The danger of driving while intoxicated has been front and center news for decades now but so little attention has been given to the perils of driving while medicated. Countless motorists get behind the wheel of their vehicles every day and drive after taking their prescribed remedies.  Pain meds, sedatives, psychotropic drugs like antidepressants, meds for chronic conditions like diabetes and even some over-the-counter offerings like allergy relievers, can severely impair a driver, especially those over the age of 50.

Medical experts say that driving while medicated can be compared to driving while intoxicated in many instances.  In some cases being medicated while driving can have even more detrimental effects than alcohol impairment.

In one study, 78 percent of drivers over the age of 56 were taking one or more medications, yet less than a third knew of the risks the meds posed to their driving abilities. Here is a startling fact; a mere 18 percent had received education or warnings from their doctors about the potential risks of driving while medicated which is very telling.

Far too many folks suffer from latrophobia, a fear of speaking with their doctors and will not discuss how a prescribed remedy will impact their driving abilities.  A physician is not only able to provide guidance about drugs but can actually help patients take steps to ensure, they are driving safely while taking the prescribed treatment.  If you feel a drug is extremely impairing your ability to maneuver a motor vehicle properly, your healthcare provider may be able to prescribe another medication with fewer side effects.
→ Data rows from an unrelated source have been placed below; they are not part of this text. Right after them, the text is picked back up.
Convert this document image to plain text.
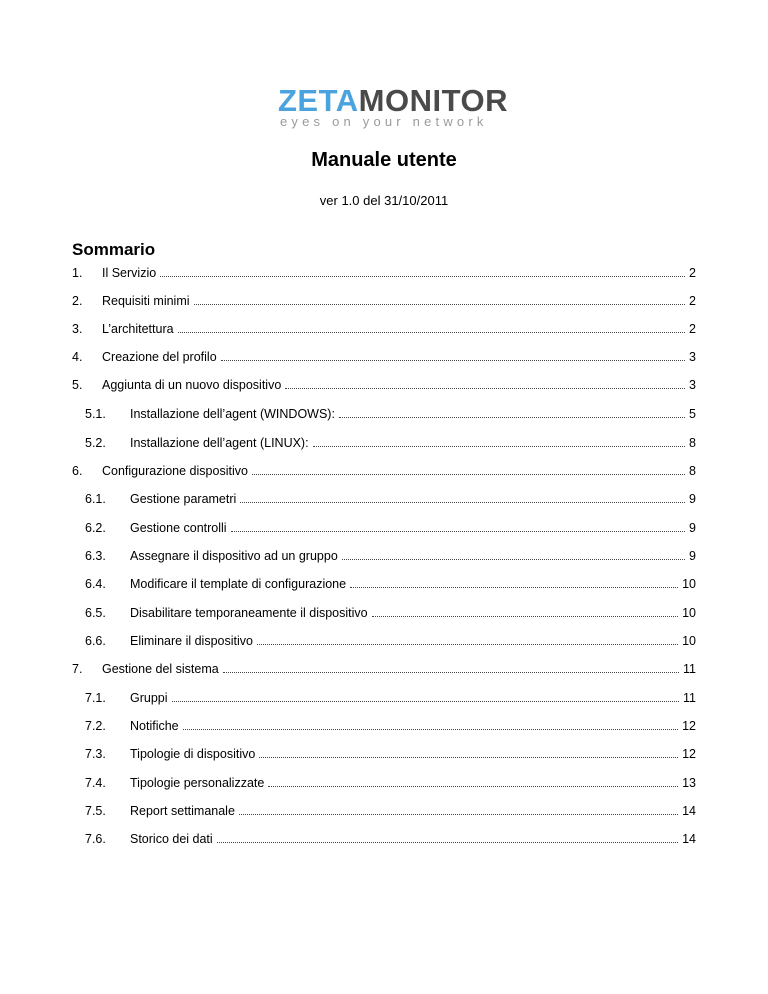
ZETAMONITOR
eyes on your network
Manuale utente
ver 1.0 del 31/10/2011
Sommario
1.	Il Servizio	2
2.	Requisiti minimi	2
3.	L’architettura	2
4.	Creazione del profilo	3
5.	Aggiunta di un nuovo dispositivo	3
5.1.	Installazione dell’agent (WINDOWS):	5
5.2.	Installazione dell’agent (LINUX):	8
6.	Configurazione dispositivo	8
6.1.	Gestione parametri	9
6.2.	Gestione controlli	9
6.3.	Assegnare il dispositivo ad un gruppo	9
6.4.	Modificare il template di configurazione	10
6.5.	Disabilitare temporaneamente il dispositivo	10
6.6.	Eliminare il dispositivo	10
7.	Gestione del sistema	11
7.1.	Gruppi	11
7.2.	Notifiche	12
7.3.	Tipologie di dispositivo	12
7.4.	Tipologie personalizzate	13
7.5.	Report settimanale	14
7.6.	Storico dei dati	14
Driving while medicated especially for those aged 50 and over can be unsafe for some but if you must take prescription drugs, protect yourself from the risks that could lead to a disastrous outcome:

  • Never take a medication prescribed for someone else
  • Do not overmedicate yourself
  • Speak with your doctor or pharmacist about a prescribed or OTC drug’s potential side effects
  • NEVER combine alcohol with drugs of ANY kind!